Let's start at the beginning shall we? The three-piece all hail from north-east London and talk (incessantly) like characters from Eastenders. Alex and Gemma have known each other since they were six. They decided to start a band, which, by their own admittance, wasn't much cop, they "bashed and crashed around for about 3 years" and then met Charlie who "could actually play". Despite a name change, which they refuse to talk about, they have come up with a corker of a name. "The spelling's different isn't it? We take from the Suffragette meaning the girly bit, as in we're girls, but we're not the whole women's lib, we hate men sort of shit." Alex tells me, putting me somewhat at ease.
They site their influences as Patti Smith, Bowie, Portishead, Nirvana, The Doors and more recently they have been listening to Puddle of Mud, Deftones, Linkin Park, Eminem, Incubus, System of a Down, POD, Kid Rock, Speak no Evil... and the list goes on. Gemma sites drummer Ali Byworth as "the most inspirational man in the world" and also admires Britney Spears - "Britney's great. I saw her on the Frank Skinner show and I've got full respect for her - he did that piss-take and she just laughed. There ain't many that would do that. And she's going out with that geezer from N'sync. Nuff said." Non-musically they admire Lee Evans and their parents.
They have recently recorded their debut album in L.A. and are full of tales from their time across the pond. "I've never eaten so much junk food in my life. It was great! What's more, not only could we eat loads of junk food, it was warm while we were eating the junk food", Alex enthuses. Aside from eating lots, they also met Vanilla Fudge drummer Carmine Appice. Gemma, not realising she was in the presence of the man who "basically invented rock drumming" told him that she just wanted to "lie on the floor and dribble", referring to another one of her many hysteria fits. Gemma starts telling me about how strolling down Sunset Boulevard completely knocked her back, setting Alex off on a Kathy Burke-esque story about attempting to cross the road - "It was such a mission. We all looked like lobsters - typical British."
When quizzed on their favourite gigs to date they give multiple answers - Camden Palace and the Water Rats in Kings Cross but their "best gig as a band is obviously Whiskey-a-go-go in Hollywood", Gemma states. She also admits to loving Peterborough - "it does make a big difference when the crowd are 'avin it as well". They have played in Moles a few times before and certainly seem to like the place ("It's a cute venue", Gemma tells me), despite the smallness of stage.
After a short fit of the giggles, they decide to go for some food - they extinguish their cigarettes and leave me with this pearl of wisdom - "You think we're scary now - wait 'til you see us onstage." And they couldn't have been more right. The glorious racquet they make belies their years and they piss all over lazy journo comparisons to Placebo and Hole. Charlie and Alex share vocal duties - Alex's voice possesses a gritty, grizzly rasp, while Charlie's is more strawberries and cream.

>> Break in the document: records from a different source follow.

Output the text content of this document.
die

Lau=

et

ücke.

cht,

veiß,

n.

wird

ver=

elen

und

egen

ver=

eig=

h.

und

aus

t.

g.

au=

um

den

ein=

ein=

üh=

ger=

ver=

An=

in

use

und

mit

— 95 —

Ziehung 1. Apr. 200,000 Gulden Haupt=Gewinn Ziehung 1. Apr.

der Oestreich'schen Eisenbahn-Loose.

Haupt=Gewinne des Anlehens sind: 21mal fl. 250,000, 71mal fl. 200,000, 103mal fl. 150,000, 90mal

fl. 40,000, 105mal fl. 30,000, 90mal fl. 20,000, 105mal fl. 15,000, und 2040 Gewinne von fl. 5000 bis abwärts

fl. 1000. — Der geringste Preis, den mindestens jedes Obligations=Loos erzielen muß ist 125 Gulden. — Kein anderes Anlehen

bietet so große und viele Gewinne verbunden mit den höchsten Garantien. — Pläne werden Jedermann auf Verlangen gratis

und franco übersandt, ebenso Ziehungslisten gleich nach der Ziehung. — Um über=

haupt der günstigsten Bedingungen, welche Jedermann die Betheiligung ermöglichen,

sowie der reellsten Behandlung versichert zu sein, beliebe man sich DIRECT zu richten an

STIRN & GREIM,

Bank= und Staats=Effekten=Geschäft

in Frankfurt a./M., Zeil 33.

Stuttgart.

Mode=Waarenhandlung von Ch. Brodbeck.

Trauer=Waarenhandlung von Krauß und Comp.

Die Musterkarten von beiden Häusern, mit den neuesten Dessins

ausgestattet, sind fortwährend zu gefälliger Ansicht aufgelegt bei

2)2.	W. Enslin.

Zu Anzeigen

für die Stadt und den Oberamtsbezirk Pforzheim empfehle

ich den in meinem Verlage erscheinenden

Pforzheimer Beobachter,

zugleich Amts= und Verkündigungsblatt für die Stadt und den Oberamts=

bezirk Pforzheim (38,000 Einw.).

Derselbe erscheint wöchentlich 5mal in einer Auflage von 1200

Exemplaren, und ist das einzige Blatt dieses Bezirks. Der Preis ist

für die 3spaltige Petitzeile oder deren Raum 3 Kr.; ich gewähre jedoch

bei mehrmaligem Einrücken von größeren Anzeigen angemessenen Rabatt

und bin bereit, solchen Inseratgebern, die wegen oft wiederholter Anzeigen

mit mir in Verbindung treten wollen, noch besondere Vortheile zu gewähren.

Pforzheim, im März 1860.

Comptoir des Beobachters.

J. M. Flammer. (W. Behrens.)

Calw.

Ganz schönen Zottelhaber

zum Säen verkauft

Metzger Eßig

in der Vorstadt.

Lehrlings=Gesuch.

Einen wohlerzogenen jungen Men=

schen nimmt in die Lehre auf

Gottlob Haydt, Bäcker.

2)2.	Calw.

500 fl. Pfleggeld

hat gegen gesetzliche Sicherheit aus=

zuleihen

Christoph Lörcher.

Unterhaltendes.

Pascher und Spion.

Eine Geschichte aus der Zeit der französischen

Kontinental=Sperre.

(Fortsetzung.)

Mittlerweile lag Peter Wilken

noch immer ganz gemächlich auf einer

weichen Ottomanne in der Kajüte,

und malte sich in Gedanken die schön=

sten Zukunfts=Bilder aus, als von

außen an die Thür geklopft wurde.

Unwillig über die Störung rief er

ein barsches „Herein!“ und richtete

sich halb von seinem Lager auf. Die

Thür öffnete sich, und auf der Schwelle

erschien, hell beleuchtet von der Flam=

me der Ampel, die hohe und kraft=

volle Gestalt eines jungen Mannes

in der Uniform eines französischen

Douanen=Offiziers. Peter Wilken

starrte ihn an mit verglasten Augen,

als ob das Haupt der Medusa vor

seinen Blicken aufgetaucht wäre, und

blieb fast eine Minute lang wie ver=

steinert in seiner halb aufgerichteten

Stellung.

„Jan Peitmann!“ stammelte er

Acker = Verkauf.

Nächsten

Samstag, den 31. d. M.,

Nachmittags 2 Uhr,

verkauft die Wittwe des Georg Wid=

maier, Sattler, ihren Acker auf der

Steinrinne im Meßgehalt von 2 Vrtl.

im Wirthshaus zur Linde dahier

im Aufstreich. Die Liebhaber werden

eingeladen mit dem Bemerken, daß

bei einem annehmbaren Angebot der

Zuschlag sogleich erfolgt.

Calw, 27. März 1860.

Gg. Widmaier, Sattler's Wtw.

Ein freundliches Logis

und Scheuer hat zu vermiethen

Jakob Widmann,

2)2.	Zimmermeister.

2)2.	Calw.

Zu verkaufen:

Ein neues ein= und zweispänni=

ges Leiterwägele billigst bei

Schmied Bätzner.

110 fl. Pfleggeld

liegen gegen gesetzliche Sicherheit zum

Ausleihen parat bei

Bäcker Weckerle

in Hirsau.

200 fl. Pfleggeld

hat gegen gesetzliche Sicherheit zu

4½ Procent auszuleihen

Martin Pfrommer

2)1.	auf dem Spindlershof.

Gemma breaks her stool mid-set, they engage in some banter with the crowd, who are slowly but surely drawn in by them. The secret to their success is simple: They enjoy themselves onstage, they can really play and they have great songs, such as "Hello World" and "International Superstar". In short they are fantastic both in person and onstage and will certainly be around for a long, long time. Grunge-punk without the hang-ups is a very fine thing indeed.